Gold investment demand in China to grow if price rally holds

SINGAPORE (Reuters) - Gold investment demand in China has started 2016 quite strongly, outperforming interest in jewelry, but for the momentum to continue bullion would have to maintain its price rally, a World Gold Council (WGC) official said.

Customers look at gold necklaces at a jewelry store in Xuchang, Henan province, August 12, 2015. REUTERS/Stringer

With a 14 percent gain, gold XAU= is the best performing asset so far this year after falling for three straight years to 2015. The metal hit a one-year high last week as turmoil in global stock markets triggered safe-haven demand.

China, the world’s top bullion consumer, has seen strong demand for investment products such as bars around last week’s Lunar New Year holiday, Roland Wang, managing director for WGC in China, told Reuters.

The holiday is typically a strong demand period for gold as it is a popular gift, but buying then tends to slow.

“We have seen quite solid (investment) demand for this past one-and-a-half months. We have to see gold maintain the rally for quite a period of time. That will determine further purchases by investors,” Wang said.

“(Chinese) buy when they are sure that the gold price will keep going up.”

Chinese demand for gold bars and coins rose by a fifth to 201 tonnes last year as a stock market rout and weakness in the currency sent investors seeking safety in the precious metal. But demand is still well below 2013’s record 407 tonnes.

Investment demand only accounts for around 20 percent of total Chinese consumption, the bulk of which is in jewelry. Demand for jewelry fell 1 percent in 2015 to 783.5 tonnes.

Jeweler demand has taken a hit from a slowing economy, Beijing’s anti-corruption drive and the continued drop in prices.

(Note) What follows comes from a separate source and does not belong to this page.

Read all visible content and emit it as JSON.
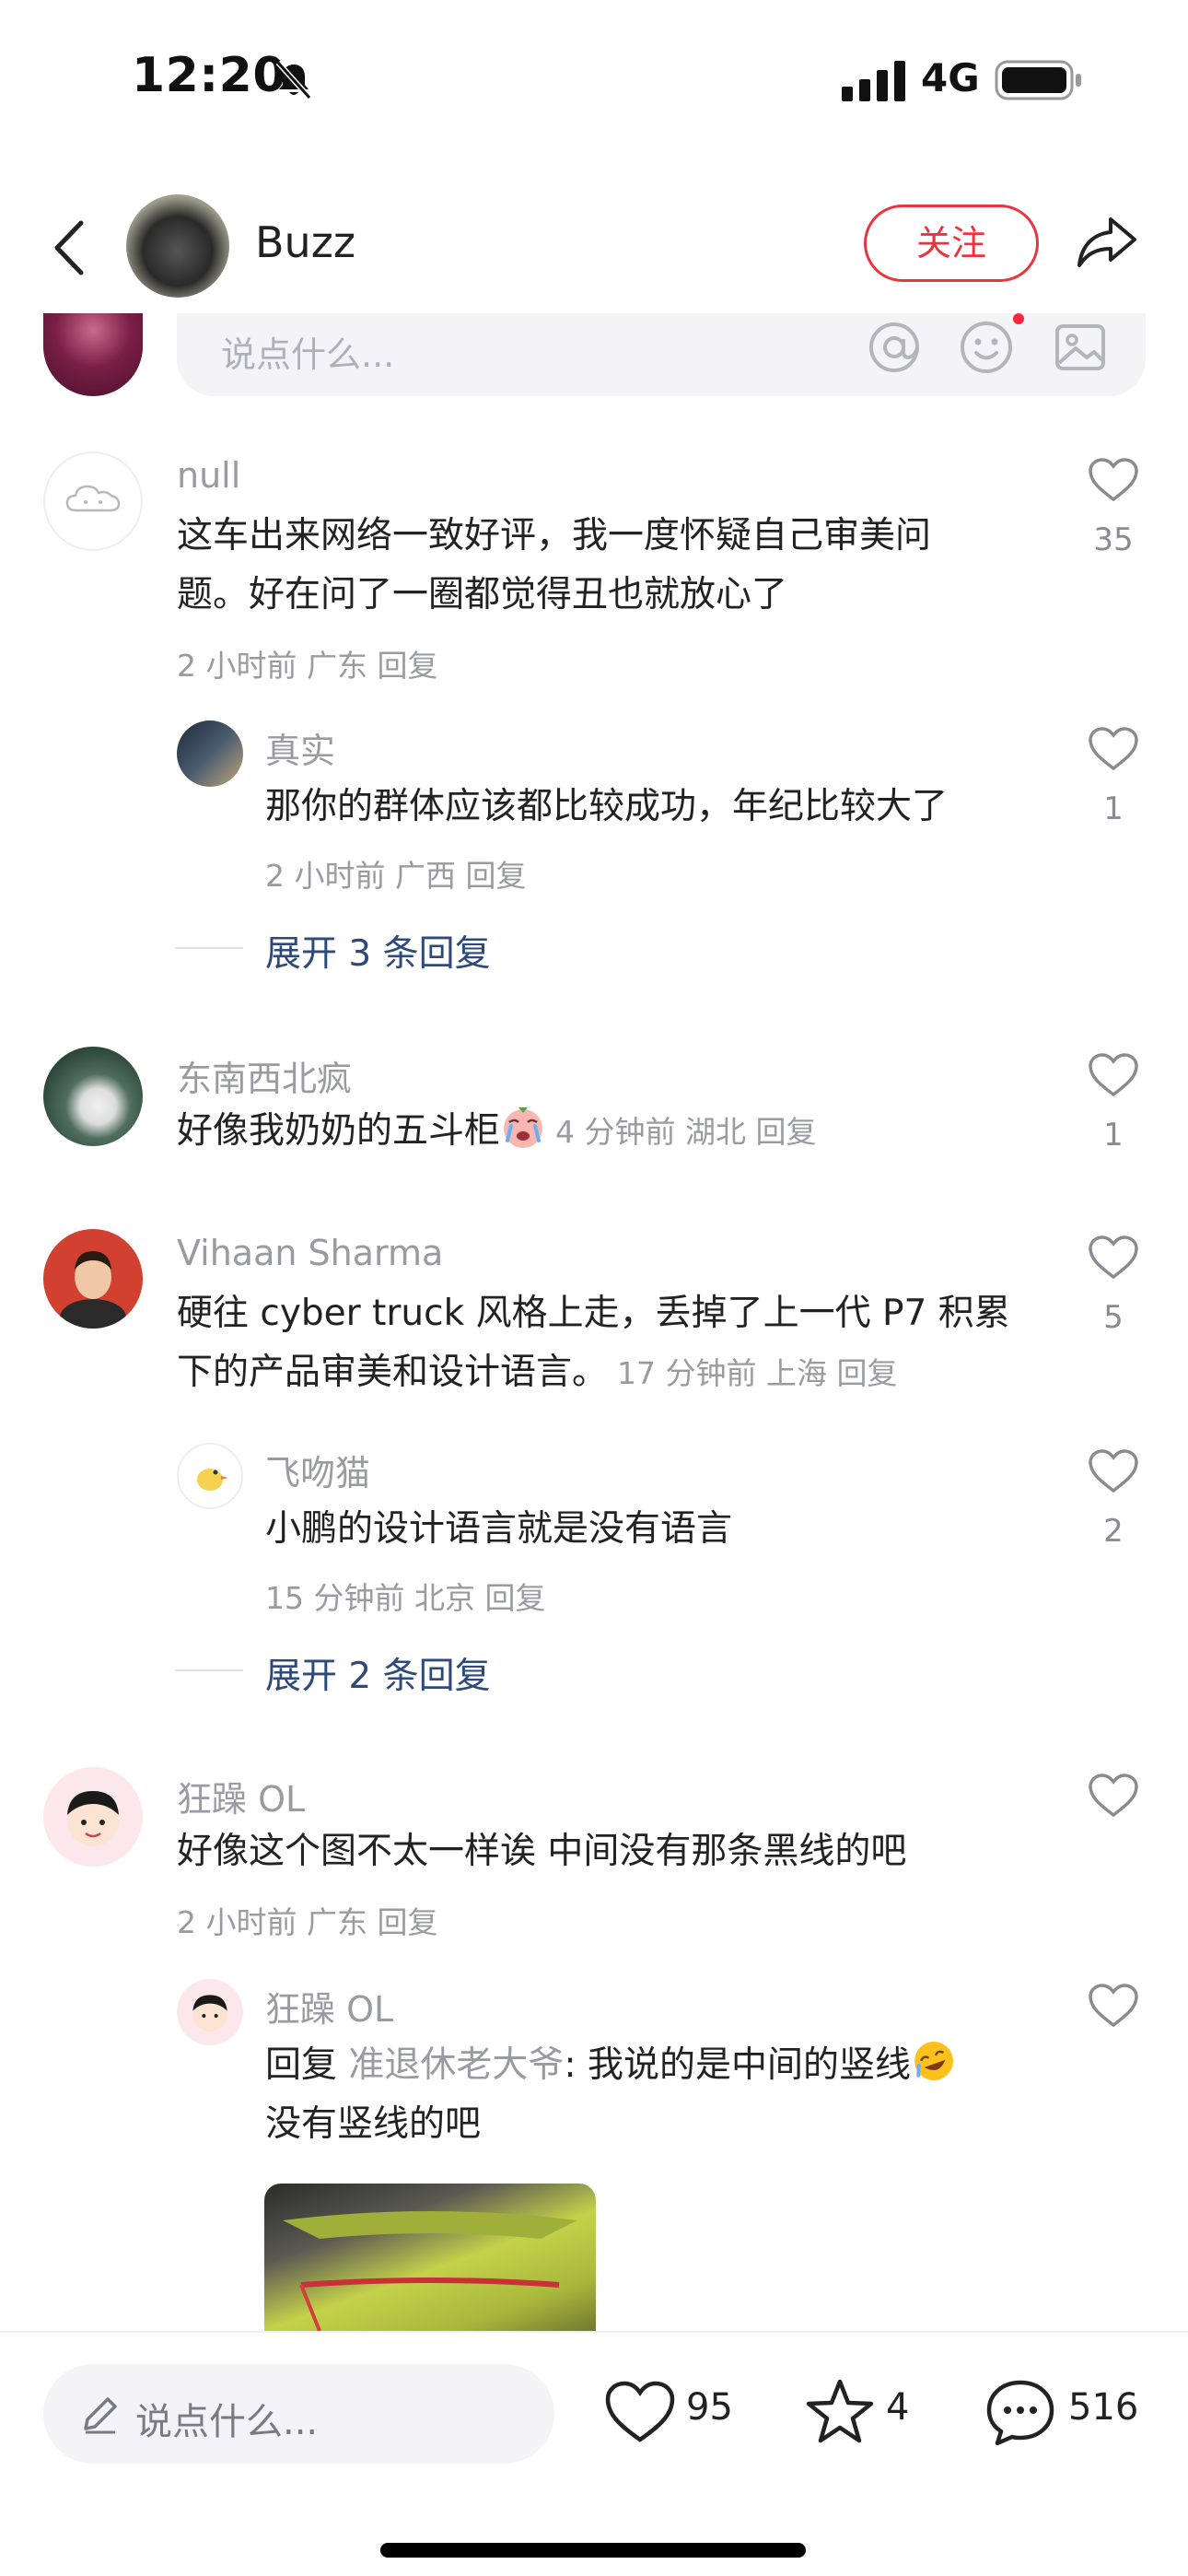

Even during last week’s holiday, investment demand growth performed better, Wang said, adding that retailers are keeping inventories low and jewelry manufacturers are facing tight credit conditions.

Reuters reported last year that Chinese banks are growing alarmed by a rising number of defaults among jewelry manufacturers, prompting them to review new gold lending more carefully.

“Jewelry demand may face some headwinds,” Wang said. “We have more confidence in investment demand than jewelry demand.”

Wang did not provide a forecast for total Chinese demand in 2016, but said consumption will be “stable.” Demand totaled 984.5 tonnes in 2015.